Al crecer en un pequeño pueblo en Catamarca, Argentina, aprendí desde temprano que el acceso a oportunidades está profundamente condicionado por el entorno. A mis 17 años, esa regla se rompió. Tuve la oportunidad de participar en el programa Youth Ambassadors del Departamento de Estado de EE.UU. Más allá de las habilidades específicas de liderazgo, diplomacia y gestión, esa experiencia expandió mi mundo y cambió radicalmente mi perspectiva de lo que era posible hacer.
Crecer con una identidad disidente me enseñó desde muy temprano a leer los márgenes; esa sensación de ser diferente fue mi primer entrenamiento en empatía y me obligó a observar cómo se construyen los espacios de pertenencia.

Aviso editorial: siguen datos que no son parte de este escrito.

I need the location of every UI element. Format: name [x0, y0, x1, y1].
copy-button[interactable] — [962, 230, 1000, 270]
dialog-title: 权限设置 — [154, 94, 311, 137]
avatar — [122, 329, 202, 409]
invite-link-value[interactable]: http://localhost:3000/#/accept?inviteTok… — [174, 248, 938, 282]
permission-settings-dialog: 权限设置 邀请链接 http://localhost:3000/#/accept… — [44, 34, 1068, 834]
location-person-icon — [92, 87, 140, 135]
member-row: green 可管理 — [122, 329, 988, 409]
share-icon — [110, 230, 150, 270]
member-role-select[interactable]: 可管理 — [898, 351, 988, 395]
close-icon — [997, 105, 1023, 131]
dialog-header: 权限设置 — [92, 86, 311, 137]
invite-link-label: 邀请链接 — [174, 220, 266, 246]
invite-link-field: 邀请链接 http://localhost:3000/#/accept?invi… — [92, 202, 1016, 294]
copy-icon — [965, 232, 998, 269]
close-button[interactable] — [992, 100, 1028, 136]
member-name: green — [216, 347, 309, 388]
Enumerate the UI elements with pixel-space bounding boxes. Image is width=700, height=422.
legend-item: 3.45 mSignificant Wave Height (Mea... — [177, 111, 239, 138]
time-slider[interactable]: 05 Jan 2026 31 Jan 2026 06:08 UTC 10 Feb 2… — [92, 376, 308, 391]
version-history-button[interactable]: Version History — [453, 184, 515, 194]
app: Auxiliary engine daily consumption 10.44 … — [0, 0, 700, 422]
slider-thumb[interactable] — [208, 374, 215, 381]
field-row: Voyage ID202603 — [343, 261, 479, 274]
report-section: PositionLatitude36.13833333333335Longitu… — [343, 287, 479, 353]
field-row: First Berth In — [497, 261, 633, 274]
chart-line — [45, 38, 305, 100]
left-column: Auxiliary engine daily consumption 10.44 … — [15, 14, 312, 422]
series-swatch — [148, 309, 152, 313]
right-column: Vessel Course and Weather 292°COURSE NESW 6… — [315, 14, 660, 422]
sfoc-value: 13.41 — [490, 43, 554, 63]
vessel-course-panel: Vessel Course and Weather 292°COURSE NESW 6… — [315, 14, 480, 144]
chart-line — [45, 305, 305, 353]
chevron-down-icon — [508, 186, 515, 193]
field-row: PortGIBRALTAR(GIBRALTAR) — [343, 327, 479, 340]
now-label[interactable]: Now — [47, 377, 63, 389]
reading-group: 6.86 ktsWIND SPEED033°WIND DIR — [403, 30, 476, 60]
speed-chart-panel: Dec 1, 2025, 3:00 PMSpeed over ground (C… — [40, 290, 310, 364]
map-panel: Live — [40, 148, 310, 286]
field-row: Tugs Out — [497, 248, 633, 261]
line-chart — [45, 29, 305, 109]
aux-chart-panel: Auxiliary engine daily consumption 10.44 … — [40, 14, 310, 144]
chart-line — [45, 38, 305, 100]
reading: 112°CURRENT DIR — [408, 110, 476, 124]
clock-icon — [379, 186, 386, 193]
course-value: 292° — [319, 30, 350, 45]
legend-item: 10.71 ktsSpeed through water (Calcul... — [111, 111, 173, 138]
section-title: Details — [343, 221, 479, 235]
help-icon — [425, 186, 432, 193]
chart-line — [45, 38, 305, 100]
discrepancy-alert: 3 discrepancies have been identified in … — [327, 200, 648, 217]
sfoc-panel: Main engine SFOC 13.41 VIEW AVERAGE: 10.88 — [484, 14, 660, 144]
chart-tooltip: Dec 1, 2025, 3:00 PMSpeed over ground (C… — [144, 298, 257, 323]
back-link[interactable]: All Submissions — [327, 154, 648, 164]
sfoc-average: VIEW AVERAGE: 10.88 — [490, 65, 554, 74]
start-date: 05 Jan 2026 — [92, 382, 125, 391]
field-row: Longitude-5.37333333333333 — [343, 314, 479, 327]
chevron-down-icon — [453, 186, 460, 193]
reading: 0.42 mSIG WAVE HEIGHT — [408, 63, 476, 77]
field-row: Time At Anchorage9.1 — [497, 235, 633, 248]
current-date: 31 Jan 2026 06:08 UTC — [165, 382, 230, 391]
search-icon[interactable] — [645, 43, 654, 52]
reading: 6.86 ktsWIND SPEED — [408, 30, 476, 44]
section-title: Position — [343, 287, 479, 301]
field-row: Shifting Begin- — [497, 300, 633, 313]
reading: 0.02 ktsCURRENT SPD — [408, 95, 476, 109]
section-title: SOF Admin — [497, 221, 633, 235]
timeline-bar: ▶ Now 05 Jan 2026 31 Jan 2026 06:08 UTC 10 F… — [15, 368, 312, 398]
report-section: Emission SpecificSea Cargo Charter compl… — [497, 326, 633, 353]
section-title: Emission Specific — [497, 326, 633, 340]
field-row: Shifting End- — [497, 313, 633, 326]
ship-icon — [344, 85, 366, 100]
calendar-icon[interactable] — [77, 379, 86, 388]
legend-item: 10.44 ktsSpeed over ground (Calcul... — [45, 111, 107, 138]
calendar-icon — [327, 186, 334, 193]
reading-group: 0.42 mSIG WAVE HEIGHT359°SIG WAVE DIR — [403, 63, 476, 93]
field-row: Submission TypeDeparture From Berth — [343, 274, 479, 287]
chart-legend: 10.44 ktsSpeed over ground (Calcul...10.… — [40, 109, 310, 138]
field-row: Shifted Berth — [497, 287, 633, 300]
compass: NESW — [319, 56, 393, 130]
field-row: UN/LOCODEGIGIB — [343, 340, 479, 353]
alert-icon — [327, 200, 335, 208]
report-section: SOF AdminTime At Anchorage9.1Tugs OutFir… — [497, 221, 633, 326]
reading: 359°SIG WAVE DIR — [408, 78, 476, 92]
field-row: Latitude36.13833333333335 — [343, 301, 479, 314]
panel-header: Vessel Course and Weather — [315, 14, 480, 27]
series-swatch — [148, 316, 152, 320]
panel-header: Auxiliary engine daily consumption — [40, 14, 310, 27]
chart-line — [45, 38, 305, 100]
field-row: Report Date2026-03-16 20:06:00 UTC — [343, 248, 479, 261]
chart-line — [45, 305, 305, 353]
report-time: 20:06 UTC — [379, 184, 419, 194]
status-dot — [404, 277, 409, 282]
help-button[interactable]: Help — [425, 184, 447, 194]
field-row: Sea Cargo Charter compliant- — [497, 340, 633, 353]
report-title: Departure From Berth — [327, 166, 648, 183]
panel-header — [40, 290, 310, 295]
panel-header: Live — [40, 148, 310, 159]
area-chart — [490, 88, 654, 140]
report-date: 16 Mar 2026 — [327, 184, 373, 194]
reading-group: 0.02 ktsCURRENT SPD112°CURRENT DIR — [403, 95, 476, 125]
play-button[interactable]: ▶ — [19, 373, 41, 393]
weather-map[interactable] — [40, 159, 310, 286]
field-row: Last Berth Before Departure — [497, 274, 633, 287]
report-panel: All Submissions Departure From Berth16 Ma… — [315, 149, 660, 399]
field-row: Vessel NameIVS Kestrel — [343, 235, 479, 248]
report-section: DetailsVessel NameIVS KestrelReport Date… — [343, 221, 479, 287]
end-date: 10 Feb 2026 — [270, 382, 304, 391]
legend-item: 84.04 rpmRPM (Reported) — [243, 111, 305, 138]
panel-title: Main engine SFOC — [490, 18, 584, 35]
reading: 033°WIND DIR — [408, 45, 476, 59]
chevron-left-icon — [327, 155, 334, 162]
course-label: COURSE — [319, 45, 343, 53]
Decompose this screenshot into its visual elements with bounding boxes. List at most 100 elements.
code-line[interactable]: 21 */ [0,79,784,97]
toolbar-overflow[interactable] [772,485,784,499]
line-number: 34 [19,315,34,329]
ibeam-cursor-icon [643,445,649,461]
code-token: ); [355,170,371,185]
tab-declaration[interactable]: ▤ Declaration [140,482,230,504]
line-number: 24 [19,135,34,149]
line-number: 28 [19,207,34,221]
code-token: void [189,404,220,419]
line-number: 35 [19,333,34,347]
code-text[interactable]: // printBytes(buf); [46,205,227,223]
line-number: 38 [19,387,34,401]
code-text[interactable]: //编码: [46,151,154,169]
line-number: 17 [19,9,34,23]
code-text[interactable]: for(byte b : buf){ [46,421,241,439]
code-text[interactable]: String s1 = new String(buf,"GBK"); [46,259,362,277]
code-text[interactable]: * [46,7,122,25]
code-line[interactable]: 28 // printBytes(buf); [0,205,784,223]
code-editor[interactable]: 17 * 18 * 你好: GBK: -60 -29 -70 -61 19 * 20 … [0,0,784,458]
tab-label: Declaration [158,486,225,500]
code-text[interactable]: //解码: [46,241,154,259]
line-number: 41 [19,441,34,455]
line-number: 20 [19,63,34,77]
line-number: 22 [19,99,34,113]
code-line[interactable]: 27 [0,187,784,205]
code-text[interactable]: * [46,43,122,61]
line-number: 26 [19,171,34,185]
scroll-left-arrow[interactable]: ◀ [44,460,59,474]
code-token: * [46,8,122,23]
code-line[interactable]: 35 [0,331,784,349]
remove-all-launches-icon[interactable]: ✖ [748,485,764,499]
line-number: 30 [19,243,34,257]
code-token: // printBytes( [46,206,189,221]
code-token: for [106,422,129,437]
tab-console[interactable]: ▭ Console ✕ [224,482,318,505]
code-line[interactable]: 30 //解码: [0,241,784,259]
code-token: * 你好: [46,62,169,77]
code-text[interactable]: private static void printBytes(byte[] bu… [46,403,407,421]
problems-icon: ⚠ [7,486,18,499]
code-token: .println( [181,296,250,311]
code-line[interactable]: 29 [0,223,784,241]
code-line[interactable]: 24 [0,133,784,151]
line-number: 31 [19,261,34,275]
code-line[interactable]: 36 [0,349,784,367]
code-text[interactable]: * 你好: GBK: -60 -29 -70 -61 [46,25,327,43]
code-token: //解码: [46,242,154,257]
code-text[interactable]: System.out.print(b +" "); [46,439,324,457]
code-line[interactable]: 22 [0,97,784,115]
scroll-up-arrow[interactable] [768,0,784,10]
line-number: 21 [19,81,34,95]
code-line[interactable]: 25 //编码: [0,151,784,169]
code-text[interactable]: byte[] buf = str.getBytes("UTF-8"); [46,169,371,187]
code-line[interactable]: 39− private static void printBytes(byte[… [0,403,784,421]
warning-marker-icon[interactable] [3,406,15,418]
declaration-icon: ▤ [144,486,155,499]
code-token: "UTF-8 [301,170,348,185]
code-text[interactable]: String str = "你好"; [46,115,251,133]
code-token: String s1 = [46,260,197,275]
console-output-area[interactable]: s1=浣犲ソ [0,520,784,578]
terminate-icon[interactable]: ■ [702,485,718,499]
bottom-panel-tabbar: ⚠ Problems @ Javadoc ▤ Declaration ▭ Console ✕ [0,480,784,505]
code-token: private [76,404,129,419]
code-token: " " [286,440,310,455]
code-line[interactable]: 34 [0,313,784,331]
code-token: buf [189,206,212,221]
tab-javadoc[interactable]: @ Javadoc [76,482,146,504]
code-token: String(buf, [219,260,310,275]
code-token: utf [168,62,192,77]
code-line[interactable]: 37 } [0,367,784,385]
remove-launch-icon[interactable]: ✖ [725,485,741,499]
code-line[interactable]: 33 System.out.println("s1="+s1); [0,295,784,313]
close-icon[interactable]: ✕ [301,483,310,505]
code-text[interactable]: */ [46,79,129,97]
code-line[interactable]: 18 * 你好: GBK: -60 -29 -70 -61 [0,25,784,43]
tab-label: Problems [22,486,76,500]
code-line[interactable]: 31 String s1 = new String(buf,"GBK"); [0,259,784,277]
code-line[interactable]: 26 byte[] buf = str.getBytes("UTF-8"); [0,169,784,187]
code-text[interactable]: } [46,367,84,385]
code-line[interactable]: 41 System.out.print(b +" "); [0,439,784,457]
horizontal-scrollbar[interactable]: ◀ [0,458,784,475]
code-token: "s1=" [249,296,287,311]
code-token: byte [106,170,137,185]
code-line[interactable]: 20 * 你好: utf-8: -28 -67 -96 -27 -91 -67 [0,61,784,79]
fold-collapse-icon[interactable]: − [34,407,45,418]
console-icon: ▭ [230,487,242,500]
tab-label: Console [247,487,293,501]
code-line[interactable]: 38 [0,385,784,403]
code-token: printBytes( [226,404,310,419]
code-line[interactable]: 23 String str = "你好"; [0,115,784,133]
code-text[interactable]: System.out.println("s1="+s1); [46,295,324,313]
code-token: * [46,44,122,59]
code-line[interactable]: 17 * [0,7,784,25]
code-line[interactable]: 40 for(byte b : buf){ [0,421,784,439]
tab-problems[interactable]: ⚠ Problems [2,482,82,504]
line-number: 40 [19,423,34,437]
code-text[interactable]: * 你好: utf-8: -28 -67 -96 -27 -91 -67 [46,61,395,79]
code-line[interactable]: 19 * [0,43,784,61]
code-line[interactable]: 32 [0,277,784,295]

Llevé esa sensibilidad a la academia, cursando la Licenciatura en Administración. En 2023, una pasantía me llevó a vivir en Bélgica, permitiéndome continuar expandiendo mis habilidades en un ecosistema multicultural.
Operar, vivir y facilitar espacios en la fricción cultural entre América Latina, Estados Unidos y Europa me obligó a recalibrar constantemente cómo me comunicaba, mi forma de trabajar y qué tipo de impacto quería generar.
Hoy, este recorrido es mi principal activo profesional. Es la perspectiva que moldea mi enfoque: gestiono proyectos, diseño sistemas y coordino operaciones que no solo logran objetivos, sino que construyen entornos donde personas con trasfondos distintos pueden alinearse, colaborar y formar parte de algo mayor.